Dell founder and chief executive officer Michael Dell on Monday defended the bank debt his company is taking on in acquiring data storage business EMC.
The personal computer manufacturer signed a deal to take over EMC for 67 billion dollars, offering EMC 33.15 dollars per share, a price that includes 24.05 dollars in cash plus Dell shares covering the value of EMC-owned software firm VMware.
The offer is nearly 20 per cent higher than EMC’s closing price Friday of 28 dollars, making it the largest technology merger ever.
According to Bloomberg, the company is to finance the deal with 40 billion dollars in bank debt, this after Michael Dell with the help of capital investors took the company private in a 25-billion-dollar leveraged buyout in 2013.

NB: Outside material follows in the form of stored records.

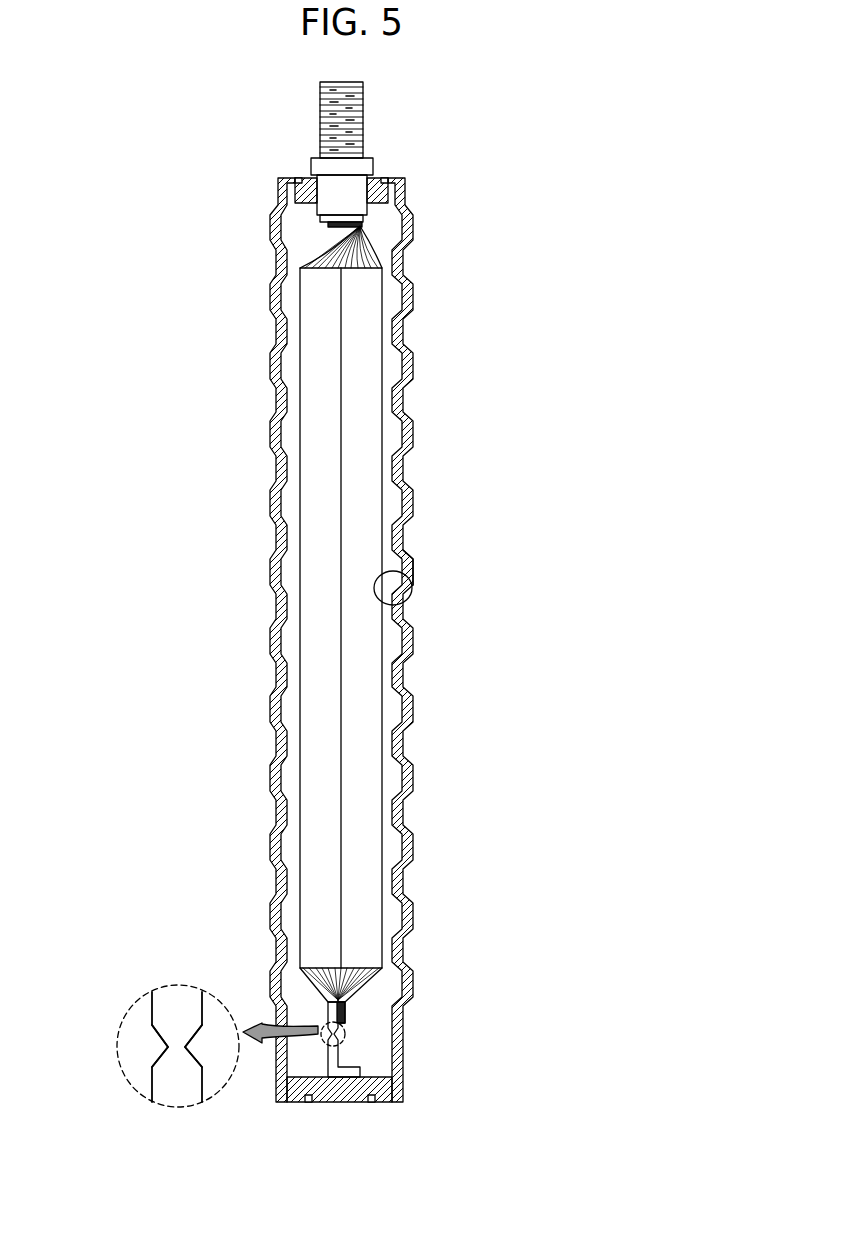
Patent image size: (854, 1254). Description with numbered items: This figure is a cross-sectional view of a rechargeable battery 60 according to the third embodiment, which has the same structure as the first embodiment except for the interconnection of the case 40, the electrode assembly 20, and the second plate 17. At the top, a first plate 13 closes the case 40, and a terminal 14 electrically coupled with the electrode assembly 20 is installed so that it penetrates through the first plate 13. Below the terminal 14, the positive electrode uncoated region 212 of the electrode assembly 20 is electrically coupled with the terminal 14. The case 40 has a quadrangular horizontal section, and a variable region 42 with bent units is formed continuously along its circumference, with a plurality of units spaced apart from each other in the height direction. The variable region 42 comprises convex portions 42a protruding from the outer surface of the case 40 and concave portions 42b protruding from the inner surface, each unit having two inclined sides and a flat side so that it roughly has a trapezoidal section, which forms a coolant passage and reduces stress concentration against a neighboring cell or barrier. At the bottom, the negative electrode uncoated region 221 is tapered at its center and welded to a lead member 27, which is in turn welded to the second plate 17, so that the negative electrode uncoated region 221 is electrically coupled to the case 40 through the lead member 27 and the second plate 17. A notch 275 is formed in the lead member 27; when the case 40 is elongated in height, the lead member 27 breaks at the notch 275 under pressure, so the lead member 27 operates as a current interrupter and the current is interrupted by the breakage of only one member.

The rechargeable battery 60 is at (210, 110).
The terminal 14 is at (364, 100).
The first plate 13 is at (404, 193).
The positive electrode uncoated region 212 is at (336, 250).
The case 40 is at (415, 424).
The variable region 42 is at (452, 569).
The convex portion 42a is at (406, 556).
The concave portion 42b is at (407, 602).
The electrode assembly 20 is at (362, 740).
The negative electrode uncoated region 221 is at (357, 990).
The lead member 27 is at (355, 1062).
The notch 275 is at (167, 1050).
The second plate 17 is at (340, 1103).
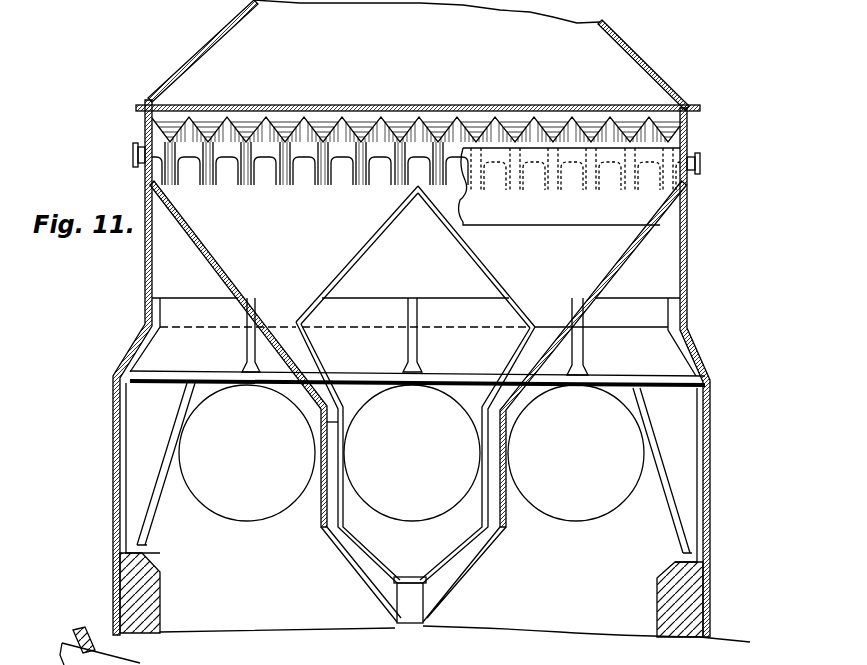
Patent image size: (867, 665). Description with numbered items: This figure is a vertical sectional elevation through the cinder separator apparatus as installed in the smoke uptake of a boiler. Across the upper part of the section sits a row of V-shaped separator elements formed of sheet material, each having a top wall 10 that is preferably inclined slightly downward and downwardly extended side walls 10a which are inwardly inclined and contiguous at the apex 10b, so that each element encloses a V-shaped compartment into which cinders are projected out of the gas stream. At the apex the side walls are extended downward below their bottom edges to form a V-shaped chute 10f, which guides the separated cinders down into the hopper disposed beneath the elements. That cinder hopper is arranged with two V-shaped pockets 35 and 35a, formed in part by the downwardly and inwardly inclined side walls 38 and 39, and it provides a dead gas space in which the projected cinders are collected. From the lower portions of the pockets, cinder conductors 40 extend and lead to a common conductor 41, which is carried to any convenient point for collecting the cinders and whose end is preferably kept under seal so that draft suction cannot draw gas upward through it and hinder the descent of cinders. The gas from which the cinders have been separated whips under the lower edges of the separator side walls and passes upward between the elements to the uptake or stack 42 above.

Speaking in a teleconference, the founder said the debt would not be a burden as it would be paid down in the next two years through robust income. He gave no details as to the company’s financial health since the 2013 buyout, saying only that business was good.
The takeover of EMC will widen Dell’s data storage services, strengthening its position against rival Hewlett-Packard.
EMC as a specialist in the business data storage is competing against a multitude of new competitors from the internet-based cloud business. Its VMware subsidiary however is considered by experts to be the segment with the most growth potential and will continue to trade on the open market.
The deal is expected to receive final approval in mid-2016 after regulators and shareholders have given it their final review.